Bated Breath In Toyland
As retailers flock to New York City this month for the annual International Toy Fair trade show, they'll need an official escort to see the biggest attraction. In a restricted area of the Hasbro Inc. showroom will be stacks of the first four-inch likenesses of young Anakin Skywalker and archvillain Darth Maul. They're part of the next generation of Star Wars toys, and never mind saving the galaxy. On the shoulders of this plastic army rests the fortunes of the toy industry in 1999.
Toymakers and toy sellers alike are betting big that the May release of Episode I: The Phantom Menace, the first movie in a new Star Wars trilogy, will unleash a consumer frenzy. Led by Hasbro, toymakers have paid record amounts for the right to produce action figures, building sets, and video games tied to the movie. Indeed, retailers are banking on them for Christmas. Analysts predict that sales of the licensed trinkets could exceed $1 billion this year and $6 billion over the next nine years as director George Lucas releases the sequels. "We believe--and this is not brain surgery--that this will be the biggest consumer-product opportunity of 1999," says Michael Tabakin, director of licensing for Toys `R' Us.
It had better be. The toy industry desperately needs a hit. Retail sales in 1998 were flat and the giants of the industry--Hasbro, Mattel, and Toys `R' Us--all saw earnings decline. But banking on a movie tie-in has risks. Last year, toys tied to Godzilla and Babe: Pig in the City flopped. Experts blame everything from supersophisticated kids outgrowing toys faster to a crammed release schedule that made it hard to build an audience. "The cold reality," says Sean P. McGowan, director of research at Gerard Klauer Mattison & Co., "is that for three years now, no new blockbusters have generated toy sales."
This latest Star Wars saga will have to show unprecedented staying power for its licensees to make a killing. Hasbro alone has pledged an estimated $750 million for the right to make action figures and vehicles based on the new movies. To cover its up-front guarantees, analysts figure it has to sell $3 billion in Star Wars toys over the next 10 years.

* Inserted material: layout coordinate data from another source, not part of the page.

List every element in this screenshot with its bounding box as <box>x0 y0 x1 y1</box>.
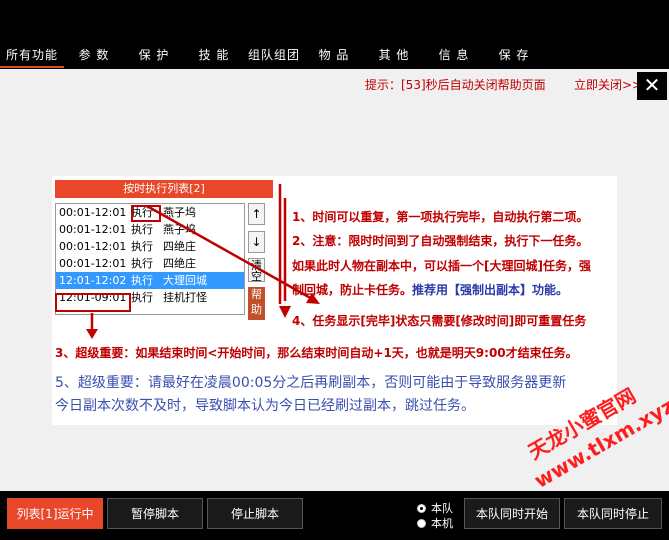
note-5-line2: 今日副本次数不及时，导致脚本认为今日已经刷过副本，跳过任务。 <box>55 398 475 414</box>
tab-params[interactable]: 参 数 <box>64 44 124 68</box>
tab-save[interactable]: 保 存 <box>484 44 544 68</box>
tab-other[interactable]: 其 他 <box>364 44 424 68</box>
team-stop-button[interactable]: 本队同时停止 <box>564 498 662 529</box>
stop-script-button[interactable]: 停止脚本 <box>207 498 303 529</box>
note-3b: 制回城，防止卡任务。推荐用【强制出副本】功能。 <box>292 283 569 297</box>
note-2: 2、注意：限时时间到了自动强制结束，执行下一任务。 <box>292 234 589 248</box>
tab-info[interactable]: 信 息 <box>424 44 484 68</box>
tab-all-features[interactable]: 所有功能 <box>0 44 64 68</box>
radio-self-label: 本机 <box>431 517 453 530</box>
auto-close-notice: 提示：[53]秒后自动关闭帮助页面 <box>365 78 546 92</box>
note-super-important: 3、超级重要：如果结束时间<开始时间，那么结束时间自动+1天，也就是明天9:00… <box>55 346 578 360</box>
radio-off-icon <box>417 518 426 528</box>
pause-script-button[interactable]: 暂停脚本 <box>107 498 203 529</box>
note-1: 1、时间可以重复，第一项执行完毕，自动执行第二项。 <box>292 210 589 224</box>
tab-bar: 所有功能 参 数 保 护 技 能 组队组团 物 品 其 他 信 息 保 存 <box>0 44 544 68</box>
radio-team[interactable]: 本队 <box>417 500 453 516</box>
radio-self[interactable]: 本机 <box>417 515 453 531</box>
radio-on-icon <box>417 503 426 513</box>
help-image: 按时执行列表[2] 00:01-12:01 执行 燕子坞 00:01-12:01 执行… <box>52 176 617 425</box>
tab-items[interactable]: 物 品 <box>304 44 364 68</box>
note-5-line1: 5、超级重要：请最好在凌晨00:05分之后再刷副本，否则可能由于导致服务器更新 <box>55 375 567 391</box>
close-now-link[interactable]: 立即关闭>> <box>574 76 642 93</box>
tab-skills[interactable]: 技 能 <box>184 44 244 68</box>
list-running-button[interactable]: 列表[1]运行中 <box>7 498 103 529</box>
tab-protect[interactable]: 保 护 <box>124 44 184 68</box>
close-icon[interactable]: ✕ <box>637 72 667 100</box>
tab-team[interactable]: 组队组团 <box>244 44 304 68</box>
team-start-button[interactable]: 本队同时开始 <box>464 498 560 529</box>
note-4: 4、任务显示[完毕]状态只需要[修改时间]即可重置任务 <box>292 314 587 328</box>
radio-team-label: 本队 <box>431 502 453 515</box>
note-3: 如果此时人物在副本中，可以插一个[大理回城]任务，强 <box>292 259 591 273</box>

Hasbro officials won't discuss the outlook, but analysts agree profits could be limited. "I'm a skeptic," says Margaret B. Whitfield, analyst at Tucker Anthony. "It will be a great success in 1999, but then we'll have to wait two more years for the next movie."
ALL-TIME CHAMP. Still, toy execs figure if any movie franchise can do it, Star Wars can. The original trilogy has raked in a record $4.5 billion in merchandise sales over its 20-year history, far ahead of second-ranked The Lion King at $1.5 billion.
And Lucas has masterfully stoked his fans' hunger for more Star Wars. Two years ago, he re-released the first three movies, souped up with enhanced digital imagery. Meanwhile, Hasbro and Galoob Toys reissued the full line of action figures, selling $425 million worth of toys based on the 20-year-old characters. Films that carried the Episode I trailer this fall saw a 25% spike in box-office sales. Intimidated, other studios are holding back most other kid films until later this year or even 2000. "It is going to blow the roof off," exclaims Peter Eio, president of Lego Systems Inc., which is making Star Wars building sets. That is, if the Force is still with these intergalactic playthings.